M. Bernard Annen. Je puis vous dire que nous pouvons effectivement nous étonner d'un certain nombre de problèmes que M. Blanc - et je l'en remercie puisqu'il était pour ce projet - a énuméré dans son rapport. Très objectivement, il nous a exposé les avantages et les inconvénients. S'il y a des inconvénients à refuser ce projet de loi au nom de l'emploi ou au nom des PME comme j'ai cru l'entendre, je crois franchement que c'est un mauvais procès qu'on nous fait.

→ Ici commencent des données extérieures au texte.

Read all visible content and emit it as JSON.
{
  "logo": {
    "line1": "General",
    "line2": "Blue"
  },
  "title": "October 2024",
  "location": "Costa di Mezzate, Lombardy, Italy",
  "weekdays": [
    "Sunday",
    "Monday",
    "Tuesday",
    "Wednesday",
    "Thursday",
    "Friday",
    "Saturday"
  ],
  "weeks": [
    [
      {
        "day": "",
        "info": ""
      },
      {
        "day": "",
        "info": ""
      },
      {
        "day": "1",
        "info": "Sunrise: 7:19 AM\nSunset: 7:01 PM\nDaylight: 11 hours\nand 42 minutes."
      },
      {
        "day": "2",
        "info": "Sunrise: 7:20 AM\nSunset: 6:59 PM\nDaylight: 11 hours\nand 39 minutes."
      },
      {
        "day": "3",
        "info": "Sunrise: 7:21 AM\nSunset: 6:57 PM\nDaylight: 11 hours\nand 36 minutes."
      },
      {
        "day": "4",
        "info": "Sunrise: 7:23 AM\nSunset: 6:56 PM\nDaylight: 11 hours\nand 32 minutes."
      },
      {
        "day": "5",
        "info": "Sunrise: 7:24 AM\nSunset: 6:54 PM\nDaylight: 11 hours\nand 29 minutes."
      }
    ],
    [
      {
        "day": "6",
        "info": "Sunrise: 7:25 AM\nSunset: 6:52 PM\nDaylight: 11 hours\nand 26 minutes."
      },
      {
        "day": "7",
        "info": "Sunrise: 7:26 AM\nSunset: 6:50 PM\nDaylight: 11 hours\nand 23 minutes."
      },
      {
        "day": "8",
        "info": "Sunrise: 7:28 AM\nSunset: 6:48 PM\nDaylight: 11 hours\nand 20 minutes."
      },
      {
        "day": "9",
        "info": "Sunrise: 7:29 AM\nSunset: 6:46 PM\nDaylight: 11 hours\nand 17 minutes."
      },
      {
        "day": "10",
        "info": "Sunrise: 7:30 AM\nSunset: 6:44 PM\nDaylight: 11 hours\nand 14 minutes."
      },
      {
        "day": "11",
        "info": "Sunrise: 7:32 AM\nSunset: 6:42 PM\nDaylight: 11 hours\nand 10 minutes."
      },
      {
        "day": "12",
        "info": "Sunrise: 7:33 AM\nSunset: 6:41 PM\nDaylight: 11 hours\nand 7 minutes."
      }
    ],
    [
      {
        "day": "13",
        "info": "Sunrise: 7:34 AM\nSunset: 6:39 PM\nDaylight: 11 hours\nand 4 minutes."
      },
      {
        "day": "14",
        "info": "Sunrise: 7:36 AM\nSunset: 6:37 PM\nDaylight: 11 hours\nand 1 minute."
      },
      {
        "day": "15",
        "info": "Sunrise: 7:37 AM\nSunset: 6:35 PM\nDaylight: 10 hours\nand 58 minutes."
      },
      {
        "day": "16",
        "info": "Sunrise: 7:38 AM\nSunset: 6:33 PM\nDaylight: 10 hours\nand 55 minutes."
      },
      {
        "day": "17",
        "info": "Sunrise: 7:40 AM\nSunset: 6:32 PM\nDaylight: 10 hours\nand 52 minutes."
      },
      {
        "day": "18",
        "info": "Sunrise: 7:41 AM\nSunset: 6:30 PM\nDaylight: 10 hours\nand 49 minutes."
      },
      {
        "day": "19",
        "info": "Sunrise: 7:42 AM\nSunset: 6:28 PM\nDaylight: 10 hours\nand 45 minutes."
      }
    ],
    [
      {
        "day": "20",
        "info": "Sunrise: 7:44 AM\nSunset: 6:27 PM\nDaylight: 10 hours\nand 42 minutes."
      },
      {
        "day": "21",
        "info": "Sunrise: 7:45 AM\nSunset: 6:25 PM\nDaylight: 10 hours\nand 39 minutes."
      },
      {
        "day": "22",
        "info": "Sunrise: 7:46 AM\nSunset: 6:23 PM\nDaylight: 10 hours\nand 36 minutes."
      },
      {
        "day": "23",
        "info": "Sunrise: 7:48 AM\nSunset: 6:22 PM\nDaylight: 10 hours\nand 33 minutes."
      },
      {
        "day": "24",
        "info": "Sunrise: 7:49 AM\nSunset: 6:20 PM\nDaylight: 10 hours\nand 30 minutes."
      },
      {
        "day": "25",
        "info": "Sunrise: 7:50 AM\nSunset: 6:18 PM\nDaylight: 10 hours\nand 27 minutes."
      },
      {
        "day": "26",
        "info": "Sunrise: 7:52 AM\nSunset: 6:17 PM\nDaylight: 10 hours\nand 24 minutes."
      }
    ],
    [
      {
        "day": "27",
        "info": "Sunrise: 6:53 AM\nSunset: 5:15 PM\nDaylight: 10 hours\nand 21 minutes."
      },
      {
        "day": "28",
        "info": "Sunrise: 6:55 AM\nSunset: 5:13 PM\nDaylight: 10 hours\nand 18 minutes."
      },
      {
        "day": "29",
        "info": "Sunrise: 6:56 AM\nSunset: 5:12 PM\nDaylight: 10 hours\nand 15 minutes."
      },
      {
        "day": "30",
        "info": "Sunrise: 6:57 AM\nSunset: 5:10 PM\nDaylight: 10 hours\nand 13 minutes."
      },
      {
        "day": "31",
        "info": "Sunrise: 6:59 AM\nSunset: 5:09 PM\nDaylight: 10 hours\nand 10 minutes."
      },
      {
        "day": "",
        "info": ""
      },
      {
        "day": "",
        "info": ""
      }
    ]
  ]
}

En effet, un investissement de 10 millions, s'il n'est pas fait ici, peut être fait ailleurs et vous aurez le même coup de pouce à l'investissement et aux PME, c'est dire que vous ne pouvez pas vous fonder uniquement sur cet argument pour défendre ce projet de loi.

Je pense, quant à moi, que nos prédécesseurs, il y a une trentaine d'années, avaient décidé de faire drainer cette rivière pour un certain nombre de raisons; M. Blanc en rappelle d'ailleurs quelques-unes et je n'y reviendrai donc pas !

Aujourd'hui, on veut faire tout à fait le contraire : on va inonder les terrains et sortir quelque 75 hectares, autrement dit quatre domaines agricoles, qui vont être dilapidés sans avoir, selon moi, d'autres raisons que de faire plaisir à M. Cramer, qui s'est engagé dans un certain nombre de domaines et sur un certain nombre de programmes qu'il est bien obligé de respecter aujourd'hui. Il me semble qu'il veut marquer son empreinte par ce genre de projets qui, de mon point de vue, s'ils sont peut-être utiles, n'ont en tout cas aucun caractère de priorité. C'est la raison pour laquelle le groupe libéral refusera ce projet de loi.

M. Chaïm Nissim (Ve). Après toutes les interventions louangeuses et la dernière intervention catastrophique de M. Annen, j'indiquerai brièvement le point de vue des Verts sur ce projet.

En commission, j'ai retenu une intervention de M. Heer, qui est le fonctionnaire responsable de ces problèmes au département de l'intérieur, de l'agriculture et de l'environnement. Il disait que les rivières servaient à trois choses :

- une fonction hydrologique, soit amener l'eau de la source à l'embouchure;

- une fonction biologique, soit préserver la biodiversité, augmenter la teneur en oxygène dissous, purifier la rivière au niveau des micro-organismes;

- une fonction paysagère, soit un endroit récréatif où les gens peuvent venir se promener et être heureux.

Ces trois fonctions ne sont malheureusement plus remplies par ce canal mort, une sorte de cadavre ambulant, d'où la nécessité de recommencer tout à zéro d'une façon naturelle. Les Verts soutiendront évidemment ce projet.

M. Pierre Meyll (AdG). Il est entendu que réactiver la Seymaz et les marais de Sionnet est une bonne chose mais il y a tout de même la manière de le faire ! Compte tenu du temps que nous avons mis pour faire cette étude, il me semble que nous pouvons bien attendre encore un peu, en considérant qu'une étude d'impact doit être faite avant le début des travaux.

En l'occurrence, on nous promet une première étape de 10 millions de francs - ce qui n'est pas rien - et ensuite on devrait pouvoir procéder à une étude d'impact. Mais si cette étude d'impact s'avère défavorable, ce que je ne souhaite pas, ces 10 millions n'auront servi à rien, si ce n'est à déboucher environ 500 mètres ! En l'occurrence on va commencer les travaux sans connaître l'impact du centre sportif de la commune de Meinier, situé juste au-dessus de la parcelle de Rouelbeau, et de son parking qui va accueillir 120 voitures, ni celui de tout le bassin versant de la zone artisanale de Compois; tout cela me paraît un peu léger !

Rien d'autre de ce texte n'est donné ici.